<blockquote>After more than a century of cultural flux, music is now priceless. Or is that worthless?</blockquote>
Click through and have a read – it is deep and an interesting article that is on the same theme as I was here … and here. A friend on reading these pieces wrote this in an email to me – expanding with knowledge on the Spotify model – and then in paragraph three – blowing my mind with ‘Blackhat Spotify SEO’.
If I recall correctly, the Spotify payment model is (( # of plays for artist / # total Spotify plays ) x total Spotify revenue allocated for artists). From the fraud perspective, that doesn’t differ much from a fixed price per stream, but – brief tangent from the fraud topic – it could result in a change in revenue per stream over time as usage patterns and demographics change.

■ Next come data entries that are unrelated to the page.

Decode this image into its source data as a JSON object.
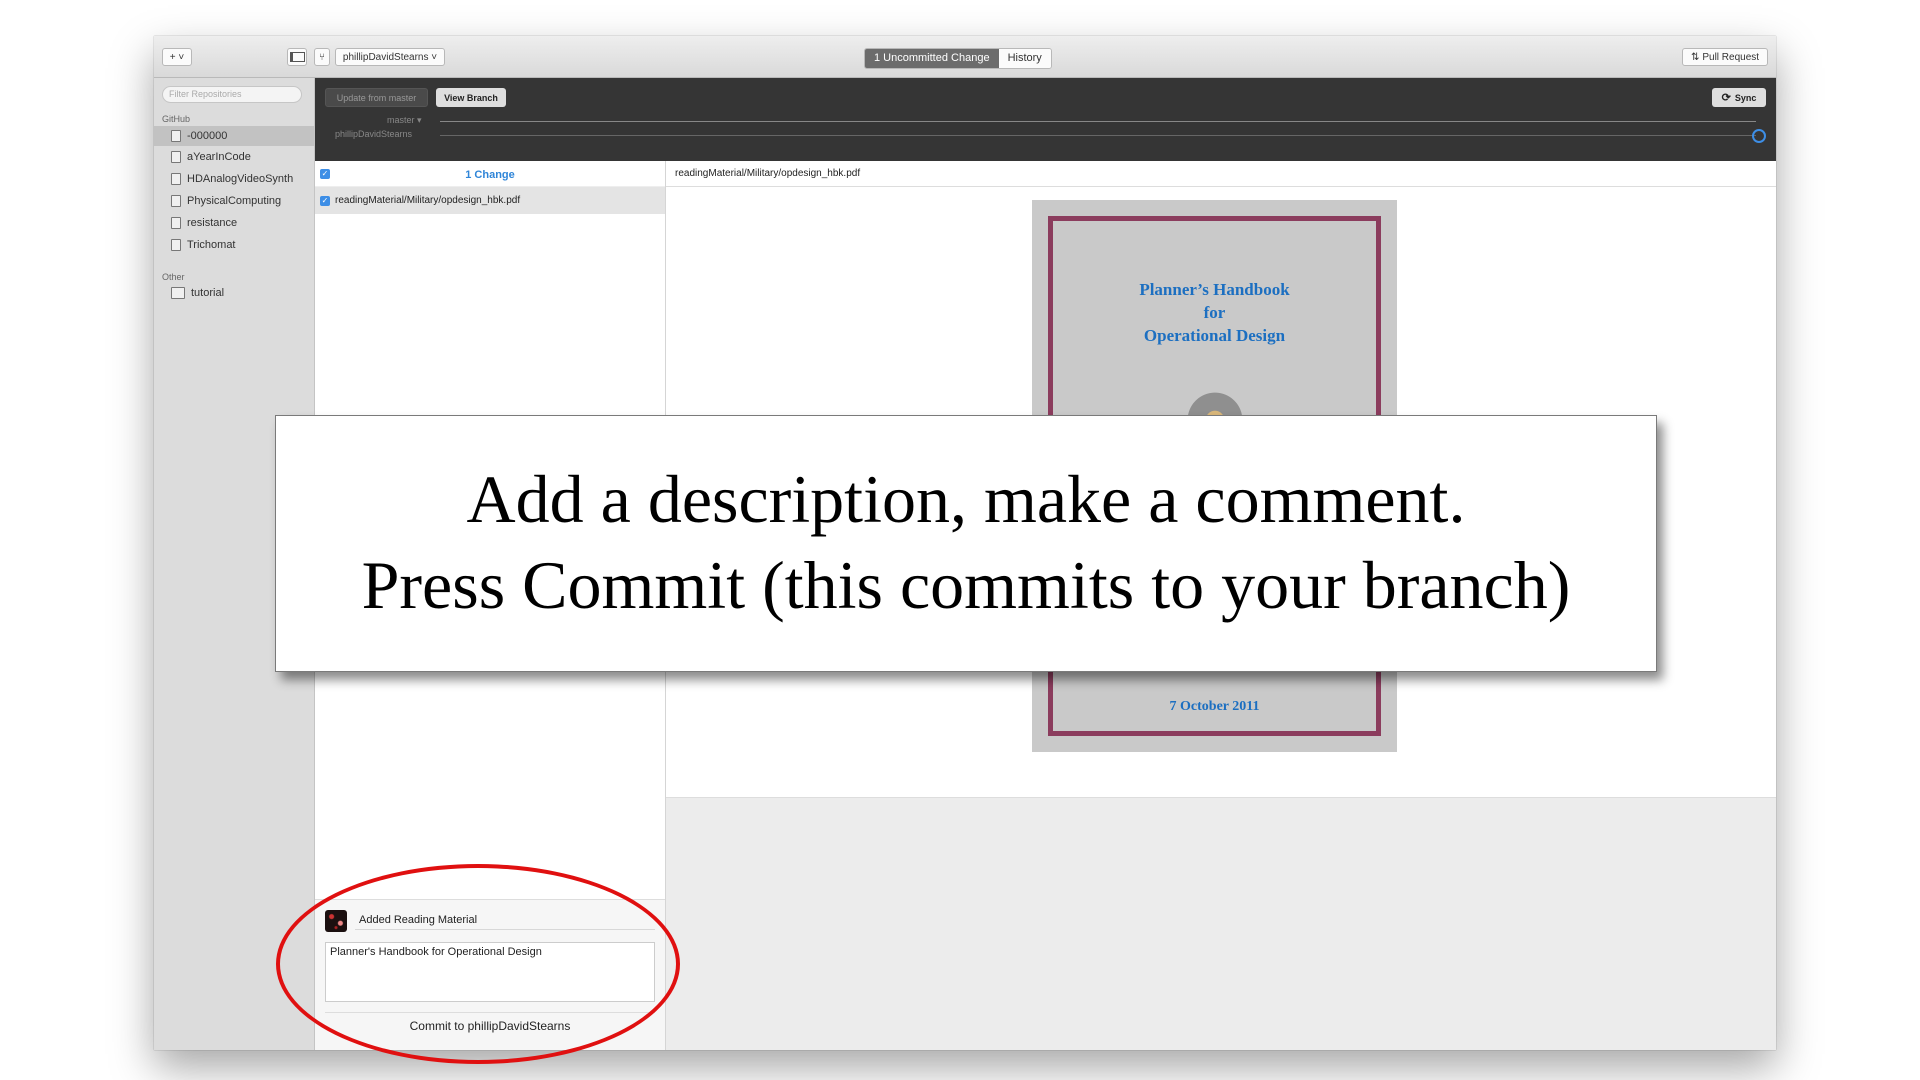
{
  "titlebar": {
    "add_button": "+ ˅",
    "branch_select": "phillipDavidStearns ˅",
    "tab_uncommitted": "1 Uncommitted Change",
    "tab_history": "History",
    "pull_request": "Pull Request"
  },
  "sidebar": {
    "filter_placeholder": "Filter Repositories",
    "github_header": "GitHub",
    "github_items": [
      "-000000",
      "aYearInCode",
      "HDAnalogVideoSynth",
      "PhysicalComputing",
      "resistance",
      "Trichomat"
    ],
    "other_header": "Other",
    "other_items": [
      "tutorial"
    ]
  },
  "branchbar": {
    "update_button": "Update from master",
    "view_branch_button": "View Branch",
    "sync_button": "Sync",
    "master_label": "master ▾",
    "branch_label": "phillipDavidStearns"
  },
  "changes": {
    "count_label": "1 Change",
    "file": "readingMaterial/Military/opdesign_hbk.pdf"
  },
  "commit": {
    "summary": "Added Reading Material",
    "description": "Planner's Handbook for Operational Design",
    "button": "Commit to phillipDavidStearns"
  },
  "diff": {
    "path": "readingMaterial/Military/opdesign_hbk.pdf",
    "pdf_title_1": "Planner’s Handbook",
    "pdf_title_2": "for",
    "pdf_title_3": "Operational Design",
    "pdf_date": "7 October 2011"
  },
  "overlay": {
    "line1": "Add a description, make a comment.",
    "line2": "Press Commit (this commits to your branch)"
  },
  "colors": {
    "accent_blue": "#2f85d8",
    "dark_bar": "#353535",
    "annotation_red": "#e01010",
    "pdf_frame": "#8b3c5d"
  }
}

Someone suggested an alternative payment model: paying artists based on the percentage of a given subscriber’s plays x that subscriber’s artist-allocated revenue. The benefits there are twofold – payment model is less skewed away from obscure (or just less popular) artists, and – voila – no more opportunity for streaming fraud.
Now… where this gets even wilder is the opportunity for ‘blackhat’ Spotify SEO. As in – artists or labels using many fake accounts with carefully designed play patterns in an attempt to game the Spotify recommendation model to, say, get themselves to show up on the ‘similar artists’ page for Taylor Swift or someone popular, as a means to get free exposure.